By Patrick Tedder
When I sat down to ponder what Christmas means to me, one word immediately came to mind.
Just kidding (now), but seriously, when I was a kid, that was definitely the operative word. Being an only child, I like to joke that I always got the most gifts at Christmas. Once, my parents made the mistake of letting me open a gift on Christmas Eve. Being dead set on a particular Ninja Turtle toy, I couldn’t hide my disappointment when I didn’t unwrap it out on the first try. Seeing my crestfallen face, my parents let me open another gift, and then another! Still no Ninja Turtle toy.
I didn’t articulate what I was looking for, so my parents leapt to their own conclusions and laid out their plan of action. They immediately bundled me up, and we headed to Toys R Us. At the time, I didn’t realize what was going on, but my mom was scrambling to save Christmas by procuring a rare Nintendo Entertainment System. My mom always came through, and so the next day, I was surprised to find myself playing Duck Hunt and Mario around piles of wrapping paper. If only they had realized I was looking for a much cheaper toy.
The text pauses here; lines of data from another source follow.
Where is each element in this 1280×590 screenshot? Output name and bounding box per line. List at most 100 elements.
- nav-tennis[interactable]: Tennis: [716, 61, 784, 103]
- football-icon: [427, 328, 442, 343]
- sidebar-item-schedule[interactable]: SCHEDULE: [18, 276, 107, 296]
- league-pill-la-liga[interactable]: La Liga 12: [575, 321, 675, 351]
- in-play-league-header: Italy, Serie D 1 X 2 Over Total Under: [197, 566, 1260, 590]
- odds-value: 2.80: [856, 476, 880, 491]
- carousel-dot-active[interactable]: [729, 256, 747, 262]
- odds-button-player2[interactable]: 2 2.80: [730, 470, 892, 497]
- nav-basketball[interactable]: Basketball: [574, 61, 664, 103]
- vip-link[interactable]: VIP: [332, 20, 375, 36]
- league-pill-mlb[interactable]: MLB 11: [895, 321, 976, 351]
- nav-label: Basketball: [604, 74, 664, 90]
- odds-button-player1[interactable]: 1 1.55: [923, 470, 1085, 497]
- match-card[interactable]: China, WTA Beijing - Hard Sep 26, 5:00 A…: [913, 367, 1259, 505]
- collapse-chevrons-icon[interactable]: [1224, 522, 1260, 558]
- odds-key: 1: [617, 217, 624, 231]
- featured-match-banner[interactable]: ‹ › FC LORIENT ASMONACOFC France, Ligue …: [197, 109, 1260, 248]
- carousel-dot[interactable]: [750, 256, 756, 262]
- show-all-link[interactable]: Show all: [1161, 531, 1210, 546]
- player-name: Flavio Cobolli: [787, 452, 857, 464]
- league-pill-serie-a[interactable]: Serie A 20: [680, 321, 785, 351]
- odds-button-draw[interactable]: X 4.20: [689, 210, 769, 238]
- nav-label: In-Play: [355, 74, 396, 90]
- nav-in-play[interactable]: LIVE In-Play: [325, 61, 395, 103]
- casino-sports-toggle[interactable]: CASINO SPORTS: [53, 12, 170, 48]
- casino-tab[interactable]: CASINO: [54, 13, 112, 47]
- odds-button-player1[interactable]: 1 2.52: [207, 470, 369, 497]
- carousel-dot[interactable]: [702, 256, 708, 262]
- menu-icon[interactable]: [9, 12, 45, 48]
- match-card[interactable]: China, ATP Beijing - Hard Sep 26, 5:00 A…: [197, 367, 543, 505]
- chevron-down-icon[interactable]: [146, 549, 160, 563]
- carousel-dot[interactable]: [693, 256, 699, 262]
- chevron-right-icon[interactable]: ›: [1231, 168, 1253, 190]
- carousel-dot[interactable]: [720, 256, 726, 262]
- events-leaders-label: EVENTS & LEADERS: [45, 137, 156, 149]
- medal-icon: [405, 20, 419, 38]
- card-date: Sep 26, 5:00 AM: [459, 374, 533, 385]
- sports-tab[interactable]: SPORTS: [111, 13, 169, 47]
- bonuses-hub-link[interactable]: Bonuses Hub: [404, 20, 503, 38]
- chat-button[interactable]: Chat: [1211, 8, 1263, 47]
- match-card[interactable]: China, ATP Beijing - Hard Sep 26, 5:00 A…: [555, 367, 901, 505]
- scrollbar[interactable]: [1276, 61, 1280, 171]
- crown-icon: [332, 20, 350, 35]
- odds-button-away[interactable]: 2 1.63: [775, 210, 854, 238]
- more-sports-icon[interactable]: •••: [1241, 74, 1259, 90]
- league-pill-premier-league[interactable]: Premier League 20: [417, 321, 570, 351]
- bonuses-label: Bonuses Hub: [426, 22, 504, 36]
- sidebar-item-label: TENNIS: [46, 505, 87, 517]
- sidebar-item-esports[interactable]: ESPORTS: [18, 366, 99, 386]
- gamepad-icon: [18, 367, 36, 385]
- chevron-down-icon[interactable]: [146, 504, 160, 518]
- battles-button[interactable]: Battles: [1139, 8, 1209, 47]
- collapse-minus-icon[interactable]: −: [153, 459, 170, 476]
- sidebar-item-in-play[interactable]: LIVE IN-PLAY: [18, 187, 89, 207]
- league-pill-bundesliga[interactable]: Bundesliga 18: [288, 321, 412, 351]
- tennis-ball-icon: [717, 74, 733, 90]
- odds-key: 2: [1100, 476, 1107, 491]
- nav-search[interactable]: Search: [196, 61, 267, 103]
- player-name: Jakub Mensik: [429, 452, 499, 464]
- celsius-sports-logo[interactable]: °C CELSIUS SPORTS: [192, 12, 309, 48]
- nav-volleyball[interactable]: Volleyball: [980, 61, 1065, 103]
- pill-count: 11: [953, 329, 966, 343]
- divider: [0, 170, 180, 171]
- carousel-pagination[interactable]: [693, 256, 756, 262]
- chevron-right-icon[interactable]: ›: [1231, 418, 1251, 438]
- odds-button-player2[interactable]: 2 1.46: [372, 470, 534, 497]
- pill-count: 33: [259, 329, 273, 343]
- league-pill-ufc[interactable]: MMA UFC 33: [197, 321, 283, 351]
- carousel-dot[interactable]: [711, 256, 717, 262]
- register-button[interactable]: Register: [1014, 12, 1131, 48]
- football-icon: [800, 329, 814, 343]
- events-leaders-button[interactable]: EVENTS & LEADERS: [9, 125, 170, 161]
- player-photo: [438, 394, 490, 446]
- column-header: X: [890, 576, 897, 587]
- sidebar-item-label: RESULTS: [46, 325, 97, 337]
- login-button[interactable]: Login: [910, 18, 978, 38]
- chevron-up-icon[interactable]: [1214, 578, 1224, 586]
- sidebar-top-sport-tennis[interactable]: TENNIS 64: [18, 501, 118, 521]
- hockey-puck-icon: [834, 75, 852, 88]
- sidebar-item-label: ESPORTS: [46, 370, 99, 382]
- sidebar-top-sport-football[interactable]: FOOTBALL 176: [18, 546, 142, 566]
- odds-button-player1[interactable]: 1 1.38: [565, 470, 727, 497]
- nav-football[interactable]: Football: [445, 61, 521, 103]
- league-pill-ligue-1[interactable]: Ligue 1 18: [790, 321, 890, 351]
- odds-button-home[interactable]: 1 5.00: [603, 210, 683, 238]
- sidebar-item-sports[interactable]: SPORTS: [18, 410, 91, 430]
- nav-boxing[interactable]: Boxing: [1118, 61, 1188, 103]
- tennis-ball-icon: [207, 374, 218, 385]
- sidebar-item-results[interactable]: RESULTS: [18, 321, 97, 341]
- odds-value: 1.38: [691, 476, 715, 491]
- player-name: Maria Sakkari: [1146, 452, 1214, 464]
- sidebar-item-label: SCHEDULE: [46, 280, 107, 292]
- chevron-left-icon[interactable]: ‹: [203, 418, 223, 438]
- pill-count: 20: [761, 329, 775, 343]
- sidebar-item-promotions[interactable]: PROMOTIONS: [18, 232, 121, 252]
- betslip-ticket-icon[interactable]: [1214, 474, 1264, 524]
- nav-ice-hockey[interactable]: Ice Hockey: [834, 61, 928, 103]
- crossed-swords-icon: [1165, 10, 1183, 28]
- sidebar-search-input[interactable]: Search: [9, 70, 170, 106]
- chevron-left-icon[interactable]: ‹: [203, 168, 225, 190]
There’s also the time when I lost sight of Christmas somehow. As a kid, you have your sights locked on December 25 from Halloween on, but that year, Christmas pulled a fast one on me, slipped out of view, and then jumped out when I was least expecting it. Maybe school got out late, or maybe there was just a lot going on that year, but it wasn’t until Christmas Eve that I realized. My parents and I were eating shrimp fried rice at our local Chinese restaurant watching it flurry outside, and the revelation was nothing short of magical.
When I was a kid, it was a marathon until Christmas. As an adult, the holiday races by. The spirit is with me, but it’s a lot harder to hold onto and relish the moment. That’s why, this year, my wife and I tried to start doing Christmas-y activities as soon as Thanksgiving was over. We went to holiday parties, watched movies in which Santa Claus featured prominently, and did whatever we could to feel like kids again.
We had a great time, but it’s not the same. It all moves so differently now. I can’t believe that Christmas morning has already come and gone, that we’ve had our traditional morning cinnamon rolls, that we’ve opened our presents and eaten our ham. I can’t believe that in just a few short hours, the official holiday will have passed and we’ll be hurtling toward the next.
As an adult, it’s hard to think of one word that encompasses Christmas. Presents are still great. Like I said, don’t hesitate to get me a thoughtful one. But unlike when I was a kid, it won’t make or break my day. Shockingly, you grow up and realize there are more important things than, well, things. Understanding that is really a gift in and of itself. That’s why I urge everyone to try to be merry each and every day of the year, and more than that, to be kind.
I’ve realized that kindness is what Christmas means to me as an adult, and what I want to carry in my heart year round. Coming together regardless of the holiday (or regular day) and finding something to appreciate in it. We can wish our fellow man well and go out of our way to make little things happen that really do end up making a difference in someone’s life no matter what time of year it is.
There’s a fantastic Duck Tails cartoon where the kids wish it could be Christmas every day until they’re in a Groundhog’s day situation that’s hell. Some things should really be timely and pass, but kindness, love, and respect are not among them. For me, Christmas means understanding that there is so much that is bigger than myself and appreciating the wonder in my life. The ability to be appreciative is a gift in itself, and sometimes it’s a gift we forget we have.
Merry Christmas. Happy Holidays. May you be able to make some of the festive spirit of the day carry on at least a little bit longer this year and next.